Near seven o'clock Ned and Conseil joined me. Those two inseparable companions had slept serenely, utterly unaware of the Nautilus's feat.

"Well, Mr. Naturalist," the Canadian asked in a gently mocking tone, "and how about that Mediterranean?"

"We're floating on its surface, Ned my friend."

"What!" Conseil put in. "Last night . . . ?"

"Yes, last night, in a matter of minutes, we cleared that insuperable isthmus."

"I don't believe a word of it," the Canadian replied.

"And you're in the wrong, Mr. Land," I went on. "That flat coastline curving southward is the coast of Egypt."

"Tell it to the marines, sir," answered the stubborn Canadian.

"But if master says so," Conseil told him, "then so be it."

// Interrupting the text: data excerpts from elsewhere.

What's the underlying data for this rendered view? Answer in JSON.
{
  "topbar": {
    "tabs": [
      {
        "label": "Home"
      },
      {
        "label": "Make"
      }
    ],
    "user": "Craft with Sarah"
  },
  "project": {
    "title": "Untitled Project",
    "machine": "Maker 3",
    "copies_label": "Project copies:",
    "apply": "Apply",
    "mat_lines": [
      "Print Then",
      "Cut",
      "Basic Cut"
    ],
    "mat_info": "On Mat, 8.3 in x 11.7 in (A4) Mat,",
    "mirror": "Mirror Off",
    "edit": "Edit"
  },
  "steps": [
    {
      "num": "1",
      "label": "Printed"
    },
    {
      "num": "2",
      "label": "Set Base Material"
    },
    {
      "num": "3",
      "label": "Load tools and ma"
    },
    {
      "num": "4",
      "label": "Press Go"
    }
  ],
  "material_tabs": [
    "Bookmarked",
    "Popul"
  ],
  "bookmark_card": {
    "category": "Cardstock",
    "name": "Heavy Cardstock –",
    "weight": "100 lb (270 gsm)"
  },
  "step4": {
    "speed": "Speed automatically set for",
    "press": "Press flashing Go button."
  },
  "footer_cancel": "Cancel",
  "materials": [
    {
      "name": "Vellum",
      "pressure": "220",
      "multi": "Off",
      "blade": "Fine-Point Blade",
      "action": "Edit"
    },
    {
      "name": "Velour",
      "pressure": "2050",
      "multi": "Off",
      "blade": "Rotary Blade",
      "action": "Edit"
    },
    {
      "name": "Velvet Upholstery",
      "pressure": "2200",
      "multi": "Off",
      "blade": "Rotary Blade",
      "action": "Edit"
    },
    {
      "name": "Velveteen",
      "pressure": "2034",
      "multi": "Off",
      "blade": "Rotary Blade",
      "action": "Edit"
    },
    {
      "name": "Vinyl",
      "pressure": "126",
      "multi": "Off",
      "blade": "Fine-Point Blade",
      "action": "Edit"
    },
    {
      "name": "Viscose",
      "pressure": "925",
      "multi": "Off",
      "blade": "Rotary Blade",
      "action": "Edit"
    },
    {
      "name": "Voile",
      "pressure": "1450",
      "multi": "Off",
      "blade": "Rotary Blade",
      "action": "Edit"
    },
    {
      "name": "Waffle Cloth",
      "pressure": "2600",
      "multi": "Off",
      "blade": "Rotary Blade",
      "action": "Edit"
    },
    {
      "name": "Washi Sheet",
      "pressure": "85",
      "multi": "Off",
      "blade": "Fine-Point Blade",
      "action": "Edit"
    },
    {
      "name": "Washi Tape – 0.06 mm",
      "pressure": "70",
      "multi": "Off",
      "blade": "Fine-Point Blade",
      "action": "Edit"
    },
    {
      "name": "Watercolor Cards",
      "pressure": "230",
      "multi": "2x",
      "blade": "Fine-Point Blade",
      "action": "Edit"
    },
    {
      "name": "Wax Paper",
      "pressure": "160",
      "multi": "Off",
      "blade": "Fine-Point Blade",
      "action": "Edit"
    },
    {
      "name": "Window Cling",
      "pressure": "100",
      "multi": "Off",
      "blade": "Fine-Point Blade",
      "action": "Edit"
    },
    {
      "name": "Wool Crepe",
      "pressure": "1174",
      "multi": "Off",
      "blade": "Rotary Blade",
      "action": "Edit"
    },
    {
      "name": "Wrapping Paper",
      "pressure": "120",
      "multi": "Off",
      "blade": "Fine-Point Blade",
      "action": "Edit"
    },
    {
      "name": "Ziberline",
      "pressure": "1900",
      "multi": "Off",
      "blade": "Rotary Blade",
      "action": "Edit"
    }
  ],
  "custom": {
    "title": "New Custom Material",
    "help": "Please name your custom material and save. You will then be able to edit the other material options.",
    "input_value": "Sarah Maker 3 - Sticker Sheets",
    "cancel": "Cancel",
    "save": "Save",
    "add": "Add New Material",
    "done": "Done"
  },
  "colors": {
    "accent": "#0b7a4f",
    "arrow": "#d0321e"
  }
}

"What's more, Ned," I said, "Captain Nemo himself did the honors in his tunnel, and I stood beside him in the pilothouse while he steered the Nautilus through that narrow passageway."

"You hear, Ned?" Conseil said.

"And you, Ned, who have such good eyes," I added, "you can spot the jetties of Port Said stretching out to sea."

The Canadian looked carefully.

"Correct," he said. "You're right, professor, and your captain's a superman. We're in the Mediterranean. Fine. So now let's have a chat about our little doings, if you please, but in such a way that nobody overhears."

I could easily see what the Canadian was driving at. In any event, I thought it best to let him have his chat, and we all three went to sit next to the beacon, where we were less exposed to the damp spray from the billows.

"Now, Ned, we're all ears," I said. "What have you to tell us?"

"What I've got to tell you is very simple," the Canadian replied. "We're in Europe, and before Captain Nemo's whims take us deep into the polar seas or back to Oceania, I say we should leave this Nautilus."

I confess that such discussions with the Canadian always baffled me. I didn't want to restrict my companions' freedom in any way, and yet I had no desire to leave Captain Nemo. Thanks to him and his submersible, I was finishing my undersea research by the day, and I was rewriting my book on the great ocean depths in the midst of its very element.